Monday, July 21st, 2008

I just saw a TV ad for the new Def Leppard album, and I haven’t laughed so hard in ages. The big draw, the “featuring” line on the ad? “Featuring country superstar Tim McGraw!”

HAHAHAHAHAHAHA!

One of the biggest hair metal bands of the 1980s is reduced to having a COUNTRY singer do a cameo to sell their album!

DAMN IT!

Sunday, June 1st, 2008

ARGH! The right hinge on my DS Lite broke. There goes 130 bucks, ‘cuz I really can’t live without one.

Capcomedy

Thursday, April 24th, 2008

Anyone who bought Okami for Wii doubtlessly noticed the horrid cover – marred with a baked in “9.5 from Play Magazine!” review blob on the front, and an IGN watermark on the image.
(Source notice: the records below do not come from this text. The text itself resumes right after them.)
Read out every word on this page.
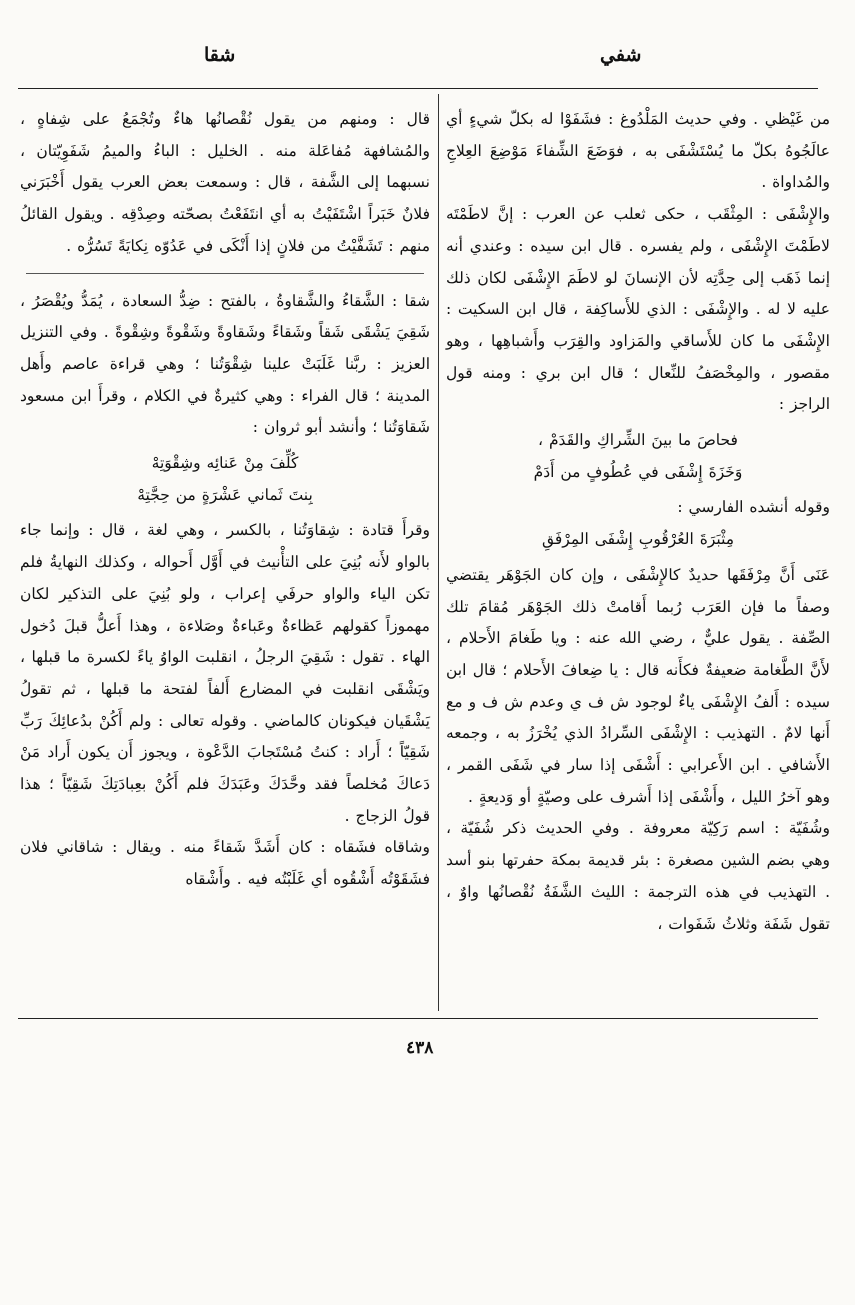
شفي
شقا

من غَيْظي . وفي حديث المَلْدُوغ : فشَفَوْا له بكلّ شيءٍ أي عالَجُوهُ بكلّ ما يُسْتَشْفَى به ، فوَضَعَ الشِّفاءَ مَوْضِعَ العِلاجِ والمُداواة .

والإِشْفَى : المِثْقَب ، حكى ثعلب عن العرب : إنَّ لاطَمْتَه لاطَمْتَ الإِشْفَى ، ولم يفسره . قال ابن سيده : وعندي أنه إنما ذَهَب إلى حِدَّتِه لأن الإنسانَ لو لاطَمَ الإِشْفَى لكان ذلك عليه لا له . والإِشْفَى : الذي للأَساكِفة ، قال ابن السكيت : الإِشْفَى ما كان للأَساقي والمَزاود والقِرَب وأَشباهِها ، وهو مقصور ، والمِخْصَفُ للنِّعال ؛ قال ابن بري : ومنه قول الراجز :

فحاصَ ما بينَ الشِّراكِ والقَدَمْ ،

وَخَزَةَ إِشْفَى في عُطُوفٍ من أَدَمْ

وقوله أنشده الفارسي :

مِثْبَرَةَ العُرْقُوبِ إِشْفَى المِرْفَقِ

عَنَى أَنَّ مِرْفَقَها حديدٌ كالإِشْفَى ، وإن كان الجَوْهَر يقتضي وصفاً ما فإن العَرَب رُبما أَقامتْ ذلك الجَوْهَر مُقامَ تلك الصِّفة . يقول عليٌّ ، رضي الله عنه : ويا طَغامَ الأَحلام ، لأَنَّ الطَّغامة ضعيفةٌ فكأَنه قال : يا ضِعافَ الأَحلام ؛ قال ابن سيده : أَلفُ الإِشْفَى ياءٌ لوجود ش ف ي وعدم ش ف و مع أَنها لامٌ . التهذيب : الإِشْفَى السِّرادُ الذي يُخْرَزُ به ، وجمعه الأَشافي . ابن الأَعرابي : أَشْفَى إذا سار في شَفَى القمر ، وهو آخرُ الليل ، وأَشْفَى إذا أَشرف على وصيّةٍ أو وَديعةٍ .

وشُفَيّة : اسم رَكِيّة معروفة . وفي الحديث ذكر شُفَيّة ، وهي بضم الشين مصغرة : بئر قديمة بمكة حفرتها بنو أسد . التهذيب في هذه الترجمة : الليث الشَّفَةُ نُقْصانُها واوٌ ، تقول شَفَة وثلاثُ شَفَوات ،

قال : ومنهم من يقول نُقْصانُها هاءٌ وتُجْمَعُ على شِفاهٍ ، والمُشافهة مُفاعَلة منه . الخليل : الباءُ والميمُ شَفَوِيّتان ، نسبهما إلى الشَّفة ، قال : وسمعت بعض العرب يقول أَخْبَرَني فلانٌ خَبَراً اشْتَفَيْتُ به أي انتَفَعْتُ بصحّته وصِدْقِه . ويقول القائلُ منهم : تَشَفَّيْتُ من فلانٍ إذا أَنْكَى في عَدُوّه نِكايَةً تَسُرُّه .

شقا : الشَّقاءُ والشَّقاوةُ ، بالفتح : ضِدُّ السعادة ، يُمَدُّ ويُقْصَرُ ، شَقِيَ يَشْقَى شَقاً وشَقاءً وشَقاوةً وشَقْوةً وشِقْوةً . وفي التنزيل العزيز : ربَّنا غَلَبَتْ علينا شِقْوَتُنا ؛ وهي قراءة عاصم وأَهل المدينة ؛ قال الفراء : وهي كثيرةٌ في الكلام ، وقرأَ ابن مسعود شَقاوَتُنا ؛ وأنشد أبو ثروان :

كُلِّفَ مِنْ عَنائِه وشِقْوَتِهْ

بِنتَ ثَماني عَشْرَةٍ من حِجَّتِهْ

وقرأَ قتادة : شِقاوَتُنا ، بالكسر ، وهي لغة ، قال : وإنما جاء بالواو لأَنه بُنِيَ على التأْنيث في أَوَّل أَحواله ، وكذلك النهايةُ فلم تكن الياء والواو حرفَي إعراب ، ولو بُنِيَ على التذكير لكان مهموزاً كقولهم عَظاءةٌ وعَباءةٌ وصَلاءة ، وهذا أَعلُّ قبلَ دُخول الهاء . تقول : شَقِيَ الرجلُ ، انقلبت الواوُ ياءً لكسرة ما قبلها ، ويَشْقَى انقلبت في المضارع أَلفاً لفتحة ما قبلها ، ثم تقولُ يَشْقَيان فيكونان كالماضي . وقوله تعالى : ولم أَكُنْ بدُعائِكَ رَبِّ شَقِيّاً ؛ أَراد : كنتُ مُسْتَجابَ الدَّعْوة ، ويجوز أَن يكون أَراد مَنْ دَعاكَ مُخلصاً فقد وحَّدَكَ وعَبَدَكَ فلم أَكُنْ بعِبادَتِكَ شَقِيّاً ؛ هذا قولُ الزجاج .

وشاقاه فشَقاه : كان أَشَدَّ شَقاءً منه . ويقال : شاقاني فلان فشَقَوْتُه أَشْقُوه أي غَلَبْتُه فيه . وأَشْقاه

٤٣٨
Capcom has heard the cries and is, I bet, justifiably embarrassed. Enough so that they’re offering replacement covers for the game. I like them all and wish I could have all three, but I’ll settle for the first one – it’s so nice I might just hang it on my wall instead of slipping inside the Okami case.

A little less magic…

Tuesday, March 18th, 2008

Science fiction trailblazer Arthur C. Clarke has died. Despite my mixed feelings about many of his books, Mr. Clarke will always have a place in my heart for saying “Any sufficiently advanced technology is indistinguishable from magic.” Such tremendous insight in so few words.

Pathetic

Saturday, July 21st, 2007

Is it just me, or is the fauxhawk the lamest form of “rebellion” ever? I keep seeing kids wearing their hair in fauxhawks, and I think it’s the most ridiculous thing I’ve ever seen. I’m going to sound like a crusty old man here, but I remember the mohawk being about rebellion – you know, make yourself look thoroughly unorthodox and place yourself outside of normal society. Furthermore, shaving the best part of your head meant there was no way out, short of shaving your head bald (which was also a fairly rebellious thing to do – far more so 20 years ago than it is now). The fauxhawk, though, is a joke – there’s no commitment involved. It’s spray-on rebellion. Maybe it’s just me, but I think I’d rather look stupid than look gutless.

Best. Video. Ever.

Wednesday, January 17th, 2007

Monkey Farm Frankenstein vs. The Evil Dead – this is a work of staggering genius.



(thanks, jwz!)

A Sad Day

Thursday, January 11th, 2007

Robert Anton Wilson died today. It’s been years since I’ve read the Illuminatus trilogy, I think I must go reread it.